> >

Mengkritik Bukan Menyebar Hoaks, Apalagi Provokasi

Kompas petang | 14 Februari 2021, 18:31 WIB

JAKARTA, KOMPAS.TV - Saat berpidato dalam peringatan hari pers nasional 9 Februari lalu, secara tersirat, Presiden Joko Widodo minta dikritik. 

Pernyataan ini disambut pertanyaan dari Wakil Presiden ke-10 dan 12, Jusuf Kalla, bagaimana caranya mengkritik pemerintah tanpa ditangkap polisi?

Di tengah komitmen Indonesia dalam menegakkan demokrasi, pernyataan minta dikritik yang diucapkan Presiden Joko Widodo sebenarnya normatif belaka.  

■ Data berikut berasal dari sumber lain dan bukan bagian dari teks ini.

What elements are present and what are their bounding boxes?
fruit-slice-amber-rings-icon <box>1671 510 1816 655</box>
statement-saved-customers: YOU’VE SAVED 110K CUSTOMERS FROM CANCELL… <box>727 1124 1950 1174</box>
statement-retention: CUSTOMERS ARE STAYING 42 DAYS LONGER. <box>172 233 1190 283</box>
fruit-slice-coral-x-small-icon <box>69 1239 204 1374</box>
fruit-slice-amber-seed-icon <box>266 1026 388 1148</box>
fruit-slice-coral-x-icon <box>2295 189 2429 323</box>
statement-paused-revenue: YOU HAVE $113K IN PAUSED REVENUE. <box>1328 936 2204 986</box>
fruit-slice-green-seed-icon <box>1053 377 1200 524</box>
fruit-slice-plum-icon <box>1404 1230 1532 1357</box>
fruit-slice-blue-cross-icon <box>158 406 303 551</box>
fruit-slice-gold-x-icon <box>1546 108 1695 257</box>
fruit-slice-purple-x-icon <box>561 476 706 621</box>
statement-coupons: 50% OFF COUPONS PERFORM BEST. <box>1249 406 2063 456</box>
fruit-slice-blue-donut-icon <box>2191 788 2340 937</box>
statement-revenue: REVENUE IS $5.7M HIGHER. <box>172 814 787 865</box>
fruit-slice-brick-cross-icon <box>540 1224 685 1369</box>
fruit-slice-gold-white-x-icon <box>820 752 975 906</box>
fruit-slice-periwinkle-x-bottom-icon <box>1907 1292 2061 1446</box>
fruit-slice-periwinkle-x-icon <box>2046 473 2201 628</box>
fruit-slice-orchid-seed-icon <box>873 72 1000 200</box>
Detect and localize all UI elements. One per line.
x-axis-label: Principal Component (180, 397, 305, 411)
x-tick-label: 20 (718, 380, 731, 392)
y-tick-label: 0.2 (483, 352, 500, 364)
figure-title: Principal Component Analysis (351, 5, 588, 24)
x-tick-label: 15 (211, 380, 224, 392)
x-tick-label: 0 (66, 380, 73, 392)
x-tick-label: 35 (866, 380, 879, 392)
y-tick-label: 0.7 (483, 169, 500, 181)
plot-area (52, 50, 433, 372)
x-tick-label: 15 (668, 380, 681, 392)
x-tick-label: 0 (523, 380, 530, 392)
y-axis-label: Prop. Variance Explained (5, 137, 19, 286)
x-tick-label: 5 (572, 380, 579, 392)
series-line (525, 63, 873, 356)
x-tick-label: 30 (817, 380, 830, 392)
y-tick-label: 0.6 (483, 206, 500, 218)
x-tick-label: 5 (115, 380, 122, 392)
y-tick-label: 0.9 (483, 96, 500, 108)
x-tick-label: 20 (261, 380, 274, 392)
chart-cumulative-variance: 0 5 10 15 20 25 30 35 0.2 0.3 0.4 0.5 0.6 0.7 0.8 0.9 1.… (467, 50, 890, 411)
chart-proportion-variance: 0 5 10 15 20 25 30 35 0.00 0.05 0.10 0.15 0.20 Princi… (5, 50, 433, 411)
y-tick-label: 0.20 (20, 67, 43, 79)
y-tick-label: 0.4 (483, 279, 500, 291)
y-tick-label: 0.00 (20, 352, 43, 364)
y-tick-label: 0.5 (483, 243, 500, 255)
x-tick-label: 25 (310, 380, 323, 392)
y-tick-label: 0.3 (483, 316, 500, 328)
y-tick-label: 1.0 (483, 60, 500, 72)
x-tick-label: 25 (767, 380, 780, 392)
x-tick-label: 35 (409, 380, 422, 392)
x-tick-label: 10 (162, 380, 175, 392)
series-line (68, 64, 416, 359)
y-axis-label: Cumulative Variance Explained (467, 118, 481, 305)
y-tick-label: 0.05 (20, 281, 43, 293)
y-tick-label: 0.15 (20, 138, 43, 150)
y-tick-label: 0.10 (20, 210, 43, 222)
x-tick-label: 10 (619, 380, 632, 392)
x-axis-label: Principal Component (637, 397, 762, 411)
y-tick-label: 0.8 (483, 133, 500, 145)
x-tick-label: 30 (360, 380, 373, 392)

Mengapa? Karena esensi dari demokrasi adalah partisipasi publik, baik saat memilih pemimpin, maupun ketika pemimpinnya menjalankan tugas yang dimandatkan oleh publik.

Itulah mengapa sebenarnya partisipasi masyarakat berupa kritik untuk perbaikan laju pemerintahan, mesti benar-benar dijaga. 

Dalam undang-undang, kebebasan setiap warga negara menyampaikan pendapat, dijamin secara penuh, termasuk untuk mengkritik pemerintahnya sendiri.

Dan ketika semua pihak mampu memandang kritik sebagai bagian dari partisipasi publik, bagian dari upaya evaluasi pejabat dan program negara, tidak perlu ada yang merasa alergi, bahkan melakukan pendekatan kekuasaan terhadap orang-orang atau lembaga yang mengeluarkan kritik.

Namun belakangan banyak muncul suara yang mengeluhkan sulitnya mengkritik, tanpa ada ancaman berupa pelaporan ke polisi, hingga keamanan pribadi.

Untuk kritik melalui media sosial, keluhan serupa juga muncul. 

Beberapa kali sudah terjadi, ada upaya doxing, atau menyebarluaskan informasi pribadi orang yang melontarkan kritik, yang bisa jadi berujung ancaman terhadap keamanan si individu.